A quick shot of a chalkboard at the high school that Bruce and Susan’s teenage daughter Laurie attends may show the words “Kierkegaard,” “freedom” and “despair,” but ultimately, Swingtown doesn’t promise anything as era-probing as Mad Men, especially when everyone’s sexual baggage — whether checked or unchecked — isn’t so unusual that it can’t be paired successfully with the soft-rock tunes of the day. The Deckers “host” one of Tom’s much-younger stewardesses to the slinky-voiced Rita Coolidge’s “Higher,” but when committed swinger wife Trina quietly but firmly informs hubby afterward, “Let’s just keep it in our age bracket for a while, okay?” it’s time to cue Seals & Crofts’ “Get Closer.” And when Anaïs Nin–reading Laurie Miller abandons her oppressive stoner boyfriend’s jeep at the beach and jumps into the lake topless, what would that moment be without a little “Go Your Own Way” from Fleetwood Mac?

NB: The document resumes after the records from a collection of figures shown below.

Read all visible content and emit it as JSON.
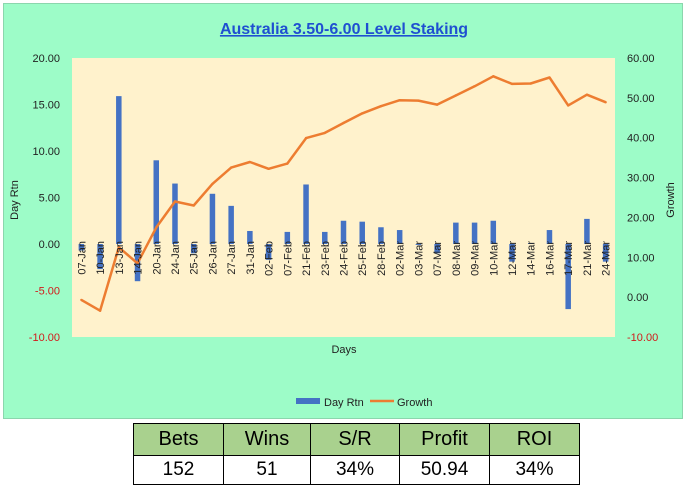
{
  "chart_data": {
    "type": "bar+line",
    "title": "Australia 3.50-6.00 Level Staking",
    "xlabel": "Days",
    "ylabel_left": "Day Rtn",
    "ylabel_right": "Growth",
    "ylim_left": [
      -10,
      20
    ],
    "ylim_right": [
      -10,
      60
    ],
    "yticks_left": [
      "20.00",
      "15.00",
      "10.00",
      "5.00",
      "0.00",
      "-5.00",
      "-10.00"
    ],
    "yticks_right": [
      "60.00",
      "50.00",
      "40.00",
      "30.00",
      "20.00",
      "10.00",
      "0.00",
      "-10.00"
    ],
    "categories": [
      "07-Jan",
      "10-Jan",
      "13-Jan",
      "14-Jan",
      "20-Jan",
      "24-Jan",
      "25-Jan",
      "26-Jan",
      "27-Jan",
      "31-Jan",
      "02-Feb",
      "07-Feb",
      "21-Feb",
      "23-Feb",
      "24-Feb",
      "25-Feb",
      "28-Feb",
      "02-Mar",
      "03-Mar",
      "07-Mar",
      "08-Mar",
      "09-Mar",
      "10-Mar",
      "12-Mar",
      "14-Mar",
      "16-Mar",
      "17-Mar",
      "21-Mar",
      "24-Mar"
    ],
    "series": [
      {
        "name": "Day Rtn",
        "kind": "bar",
        "axis": "left",
        "values": [
          -0.7,
          -2.7,
          15.9,
          -4.0,
          9.0,
          6.5,
          -1.0,
          5.4,
          4.1,
          1.4,
          -1.7,
          1.3,
          6.4,
          1.3,
          2.5,
          2.4,
          1.8,
          1.5,
          -0.1,
          -1.0,
          2.3,
          2.3,
          2.5,
          -1.9,
          0.1,
          1.5,
          -7.0,
          2.7,
          -1.9
        ]
      },
      {
        "name": "Growth",
        "kind": "line",
        "axis": "right",
        "values": [
          -0.7,
          -3.4,
          12.5,
          8.5,
          17.5,
          24.0,
          23.0,
          28.4,
          32.5,
          33.9,
          32.2,
          33.5,
          39.9,
          41.2,
          43.7,
          46.1,
          47.9,
          49.4,
          49.3,
          48.3,
          50.6,
          52.9,
          55.4,
          53.5,
          53.6,
          55.1,
          48.1,
          50.8,
          48.9
        ]
      }
    ],
    "legend_position": "bottom",
    "colors": {
      "bar": "#4472c4",
      "line": "#ed7d31",
      "plot_bg": "#fff2cc",
      "panel_bg": "#9dfcc8",
      "title": "#1f4fd1",
      "negative_tick": "#d21a1a"
    }
  },
  "stats": {
    "headers": [
      "Bets",
      "Wins",
      "S/R",
      "Profit",
      "ROI"
    ],
    "values": [
      "152",
      "51",
      "34%",
      "50.94",
      "34%"
    ]
  }
}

The FM-infused soundtrack is obviously the central way executive producers Mike Kelley (who created Swingtown) and Alan Poul (who directed the pilot) mean to seduce viewers into accepting their less-than-wholesome scenarios, and, let’s face it, they need any and all weapons when nudity and dirty talk are verboten outside vice-friendly cable. Bodies can be magnificently eviscerated and autopsied elsewhere in prime time — on seemingly every other hour in CBS’s lineup — but a sexy bare buttock or caressed boob is still a sticking point. Which means all Swingtown can do to indicate a basement-lair love-in is play phone-booth packing with the camera frame: a rigidly tight close-up of a man’s face and three female heads squeezing into view where they can. But in a perverse way, this could give Swingtown license to be as lascivious as a precode Hollywood melodrama, all leers and ogles and suggestions and imagination-stirring as the bedroom door closes and we can’t go in. Swingtown is far from a great show, but until it feels obligated to give killjoy lip service to the downside of sexual freedom — note the transformation on Molly Parker’s postcoital face at the end of the pilot — here’s hoping it has its chance to be rompish and fun and a pain in the side of standards and practices.

IN PLAIN SIGHT | USA Network | Sundays, 10 p.m.

SWINGTOWN | CBS | Thursdays, 10 p.m.